In 2000, two years after the voters approved the public campaign financing initiative, a question to reduce the state income tax from 5.85 percent to 5 percent over the course of three years was on the ballot. Republican Governor Paul Cellucci strongly supported this proposal, and his administration worked hard to convince skeptical voters that the state could afford this enormous tax cut without cutting state services. The Governor’s Secretary of Administration and Finance was dispatched to proclaim that, far from resulting in service cuts, the tax rate reduction would stimulate economic activity and produce more revenue. In what was likely one of the last straight-faced invocations of the Laffer curve, the Secretary promised: “when you cut taxes you have a stimulating effect” (Globe, 10/31/2000). As it happens, the Secretary was Stephen Crosby, the current chair of the state Gaming Commission, who today promised that casino gambling will bring as much as $400 million annually to the state.

Voters approved the tax rate cut that November, although by a lesser margin than the public campaign financing initiative had received two years earlier. But even before the year was out, state tax collections had begun to drop precipitously: the tech stock bubble was bursting. Only weeks after promising no cuts in services, Secretary Crosby was rethinking the entire situation. “That’s a colossal drop” in tax collections, he said. “That’s like falling off a cliff. That gives the message that we need to be ready” for spending reductions (Globe, 12/24/2000).

And the next few years would bring even more problems — the tragedy of 9/11 and the additional economic bad news that followed. The Legislature turned to paring programs and services and they also used the fiscal crisis as an opportunity to repeal the public campaign financing law. Said Governor Mitt Romney in okaying the repeal — “I do not want to put in our budget, particularly in a year with the financial challenges we have, money going into a Clean Elections fund.” In addition to cutting services, the Legislature also halted the voter-approved income tax reduction at its then-current level of 5.3 percent and put in place a formula tying future rate reductions to growth during the prior year, which is how we arrived at the 2015 tax rate of 5.15 percent.
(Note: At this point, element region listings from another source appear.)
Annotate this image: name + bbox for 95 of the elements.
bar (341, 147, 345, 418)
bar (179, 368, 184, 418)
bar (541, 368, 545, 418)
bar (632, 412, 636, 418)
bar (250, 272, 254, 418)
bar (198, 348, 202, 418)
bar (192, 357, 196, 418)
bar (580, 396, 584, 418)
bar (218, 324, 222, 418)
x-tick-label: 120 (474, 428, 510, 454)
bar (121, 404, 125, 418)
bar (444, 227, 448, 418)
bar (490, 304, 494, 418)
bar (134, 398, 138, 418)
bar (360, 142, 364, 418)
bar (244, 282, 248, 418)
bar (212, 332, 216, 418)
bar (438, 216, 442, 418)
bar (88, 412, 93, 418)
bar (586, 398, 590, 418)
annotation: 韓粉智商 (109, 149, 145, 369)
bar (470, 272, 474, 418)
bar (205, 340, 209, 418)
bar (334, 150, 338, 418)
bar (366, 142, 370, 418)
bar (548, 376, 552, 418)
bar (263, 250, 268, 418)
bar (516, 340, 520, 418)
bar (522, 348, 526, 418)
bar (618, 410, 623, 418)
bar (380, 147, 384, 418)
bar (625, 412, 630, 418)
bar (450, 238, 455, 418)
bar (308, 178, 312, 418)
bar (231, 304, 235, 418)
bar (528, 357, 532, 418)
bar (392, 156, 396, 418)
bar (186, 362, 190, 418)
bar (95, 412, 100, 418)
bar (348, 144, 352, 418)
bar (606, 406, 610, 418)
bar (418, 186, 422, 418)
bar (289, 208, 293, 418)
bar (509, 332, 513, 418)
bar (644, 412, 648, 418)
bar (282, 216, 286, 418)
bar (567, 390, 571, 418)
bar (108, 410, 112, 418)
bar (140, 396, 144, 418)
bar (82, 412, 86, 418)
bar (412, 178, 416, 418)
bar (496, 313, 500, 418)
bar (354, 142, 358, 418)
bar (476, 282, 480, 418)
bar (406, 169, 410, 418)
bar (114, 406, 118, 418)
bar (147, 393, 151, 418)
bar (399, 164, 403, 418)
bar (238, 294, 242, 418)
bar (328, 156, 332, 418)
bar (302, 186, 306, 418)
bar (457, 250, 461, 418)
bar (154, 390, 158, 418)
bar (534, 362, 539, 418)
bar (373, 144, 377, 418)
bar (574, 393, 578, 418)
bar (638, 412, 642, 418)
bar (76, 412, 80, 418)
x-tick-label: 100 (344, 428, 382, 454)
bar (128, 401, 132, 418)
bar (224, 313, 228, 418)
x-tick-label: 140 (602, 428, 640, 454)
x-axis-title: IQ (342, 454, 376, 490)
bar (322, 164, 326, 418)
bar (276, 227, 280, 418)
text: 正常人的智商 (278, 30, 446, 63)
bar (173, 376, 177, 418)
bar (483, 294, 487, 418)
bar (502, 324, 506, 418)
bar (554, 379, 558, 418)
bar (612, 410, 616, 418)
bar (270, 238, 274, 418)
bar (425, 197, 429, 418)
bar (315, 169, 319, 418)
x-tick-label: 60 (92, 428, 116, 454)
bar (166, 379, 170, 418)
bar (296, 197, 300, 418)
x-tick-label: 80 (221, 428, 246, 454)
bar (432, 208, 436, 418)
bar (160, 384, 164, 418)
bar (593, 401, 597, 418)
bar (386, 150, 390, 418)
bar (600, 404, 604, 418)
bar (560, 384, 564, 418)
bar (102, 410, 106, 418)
In order to pave the way for the repeal of public campaign financing, the Legislature placed a non-binding question on the ballot in 2002 asking voters whether they approved of using taxpayer funds to pay for political campaigns. Money raised from large corporations funded an ad campaign that persuaded voters to reverse their prior vote in support of public campaign financing. No comparable effort was launched with respect to the income tax cut, so we don’t know whether voters would have favored significant reductions in funding for their schools, libraries, police and fire departments.

In the 15 years since the voters approved the income tax cut on the basis of a promise that it would increase revenue, that cut has been responsible for much of the reduction in funding for important state services: higher education is down 20 percent; early education down 23 percent, public health down 25 percent; local aid down 44 percent. (Hat tip for the stats to MassBudget.)

So what does it mean to “break faith” with the voters? To freeze the income tax rate and provide a small governmental counterweight to the growing problem of income inequality? Or to continue to peddle a promise made the better part of a generation ago that never could have been kept?